2. A tecnologia como construção social, que refere à proposta dos autores abordados na primeira parte da aula. Além do dito acima sobre esta proposta, se enfatizaram os seguintes pontos: a idéia de simetria, que permite explicar tanto as técnicas que dão certo como as que fracassam; a possibilidade de explicar as mudanças tecnológicas e as estabilizações; e a rejeição a se fazer distinções a priori entre o social, o técnico, o político/econômico. Foi também feita uma pequena discussão sobre o risco, que pode ser resumida na pergunta: quanto seguro é suficientemente seguro?

3. Enfim, abordou-se a noção de tecnologia como rede, perspectiva cujos principais representantes são Bruno Latour, Michel Callon e John Law. Eles propõem que é possível fazer uma análise ao mesmo tempo social e tecnológica, baseada nos envolvimentos entre atores humanos e não-humanos que estão numa rede (ator-network). Os principais elementos metodológicos discutidos foram: o conceito de “Tradução”, o qual tem correspondência com a idéia de flexibilidade interpretativa; e o conceito de associações, que dará depois o nome à proposta latouriana de uma sociologia das associações. Finalmente, foi assinalado o problema da linguagem que enfrenta esta proposta, pois se torna necessário propor novas palavras para designar conceitos emergentes, que traduzam a não-separação entre técnica e sociedade: por exemplo, “actantes” que substitui “atores”, e que serve para nomear tanto elementos humanos como não-humanos de uma rede.

Por Vanessa Delazeri Mocellin
O questionamento inicial que podemos levantar e que mais me chamou atenção durante a referida aula foi o fato de ainda não se entender ciência e tecnologia como duas vias mútuas e que andam juntas.
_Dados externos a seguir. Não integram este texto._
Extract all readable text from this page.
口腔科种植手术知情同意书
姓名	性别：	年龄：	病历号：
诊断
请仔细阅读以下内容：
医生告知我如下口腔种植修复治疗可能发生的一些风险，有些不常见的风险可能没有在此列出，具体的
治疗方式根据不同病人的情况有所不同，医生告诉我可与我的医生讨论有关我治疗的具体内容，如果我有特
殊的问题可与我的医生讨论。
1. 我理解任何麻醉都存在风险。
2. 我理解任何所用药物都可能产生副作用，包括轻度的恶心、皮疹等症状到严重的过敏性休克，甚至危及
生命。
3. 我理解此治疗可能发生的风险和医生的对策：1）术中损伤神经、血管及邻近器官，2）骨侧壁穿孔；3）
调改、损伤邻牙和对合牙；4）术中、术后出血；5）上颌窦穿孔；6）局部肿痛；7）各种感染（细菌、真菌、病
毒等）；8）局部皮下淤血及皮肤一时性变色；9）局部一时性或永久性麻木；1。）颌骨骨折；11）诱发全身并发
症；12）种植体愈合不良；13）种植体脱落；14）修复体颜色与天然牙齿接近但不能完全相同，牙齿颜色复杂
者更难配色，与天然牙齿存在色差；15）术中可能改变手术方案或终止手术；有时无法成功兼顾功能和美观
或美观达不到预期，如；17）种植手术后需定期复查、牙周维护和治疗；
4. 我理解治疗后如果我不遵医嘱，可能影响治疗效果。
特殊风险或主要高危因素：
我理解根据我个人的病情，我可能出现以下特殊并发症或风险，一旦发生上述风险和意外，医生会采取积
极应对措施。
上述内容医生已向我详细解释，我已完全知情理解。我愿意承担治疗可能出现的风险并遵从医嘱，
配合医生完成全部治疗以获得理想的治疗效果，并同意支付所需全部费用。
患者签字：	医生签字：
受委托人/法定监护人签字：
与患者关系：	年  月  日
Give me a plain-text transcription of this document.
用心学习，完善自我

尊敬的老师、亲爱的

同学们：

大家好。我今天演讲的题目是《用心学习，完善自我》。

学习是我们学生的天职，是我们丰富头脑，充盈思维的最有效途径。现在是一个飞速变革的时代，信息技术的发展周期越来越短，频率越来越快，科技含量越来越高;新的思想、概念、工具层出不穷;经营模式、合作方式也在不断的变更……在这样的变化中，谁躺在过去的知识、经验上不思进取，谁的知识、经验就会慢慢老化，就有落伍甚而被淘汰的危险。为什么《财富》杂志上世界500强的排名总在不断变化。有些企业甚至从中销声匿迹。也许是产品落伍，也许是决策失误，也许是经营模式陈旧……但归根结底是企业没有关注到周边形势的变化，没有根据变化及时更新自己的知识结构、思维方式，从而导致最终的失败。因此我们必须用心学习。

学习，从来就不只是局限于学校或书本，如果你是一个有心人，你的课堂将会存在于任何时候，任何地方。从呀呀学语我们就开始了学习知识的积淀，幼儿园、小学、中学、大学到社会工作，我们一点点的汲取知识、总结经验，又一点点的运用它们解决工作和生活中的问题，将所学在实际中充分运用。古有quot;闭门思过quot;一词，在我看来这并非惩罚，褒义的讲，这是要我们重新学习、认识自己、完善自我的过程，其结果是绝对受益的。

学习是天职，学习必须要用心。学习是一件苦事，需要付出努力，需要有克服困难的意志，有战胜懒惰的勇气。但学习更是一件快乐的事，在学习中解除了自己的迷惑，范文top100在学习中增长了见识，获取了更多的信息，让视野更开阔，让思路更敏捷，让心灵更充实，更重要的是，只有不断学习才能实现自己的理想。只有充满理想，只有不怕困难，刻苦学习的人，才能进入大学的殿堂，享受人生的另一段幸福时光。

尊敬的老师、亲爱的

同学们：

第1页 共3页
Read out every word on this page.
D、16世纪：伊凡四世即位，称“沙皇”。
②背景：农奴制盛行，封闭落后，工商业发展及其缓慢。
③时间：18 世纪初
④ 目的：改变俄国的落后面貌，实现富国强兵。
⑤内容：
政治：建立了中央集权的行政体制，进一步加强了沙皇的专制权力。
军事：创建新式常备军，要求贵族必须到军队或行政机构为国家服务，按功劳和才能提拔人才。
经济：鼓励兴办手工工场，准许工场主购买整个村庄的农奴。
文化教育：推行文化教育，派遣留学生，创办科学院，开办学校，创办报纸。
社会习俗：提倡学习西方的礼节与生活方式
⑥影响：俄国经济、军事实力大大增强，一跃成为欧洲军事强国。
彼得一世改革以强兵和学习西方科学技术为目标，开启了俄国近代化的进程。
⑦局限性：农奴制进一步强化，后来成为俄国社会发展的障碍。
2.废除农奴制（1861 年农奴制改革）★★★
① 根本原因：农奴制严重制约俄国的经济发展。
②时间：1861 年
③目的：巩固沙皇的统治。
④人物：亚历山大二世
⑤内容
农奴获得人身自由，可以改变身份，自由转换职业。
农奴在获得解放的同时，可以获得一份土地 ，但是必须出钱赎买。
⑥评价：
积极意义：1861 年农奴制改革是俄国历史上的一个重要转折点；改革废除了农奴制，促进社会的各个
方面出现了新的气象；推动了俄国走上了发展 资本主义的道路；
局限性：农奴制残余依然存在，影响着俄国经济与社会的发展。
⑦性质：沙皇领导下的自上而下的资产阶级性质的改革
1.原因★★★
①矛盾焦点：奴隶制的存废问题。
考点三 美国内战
Essa idéia aparece em ambos os textos trabalhados e merece aqui uma maior atenção: fica claro que não se concorda com a idéia de que a ciência e a tecnologia são totalmente distintas, nem também que a tecnologia é ciência aplicada; contudo, há também comumente a idéia de que a ciência e a tecnologia são a mesma coisa, quando não são. A idéia apresentada é que ambas andam juntas, e que a tecnologia pode ser entendida sociologicamente como sendo construída da mesma forma que a ciência. Isto permite fugir da idéia de impacto tecnológico – como se a tecnologia fosse uma entidade com vida própria – e sustentar a idéia de que a tecnologia pode ser entendida como parte da sociedade. É isto que nos mostra os autores Pinch e Bijker, quando defendem o construtivismo social da tecnologia, ou as três correntes da nova Sociologia da Técnica, tal como apresentadas pela professora Tamara em seu artigo, que são: a tecnologia como sistema, a tecnologia como construção social, e, finalmente, a tecnologia como rede.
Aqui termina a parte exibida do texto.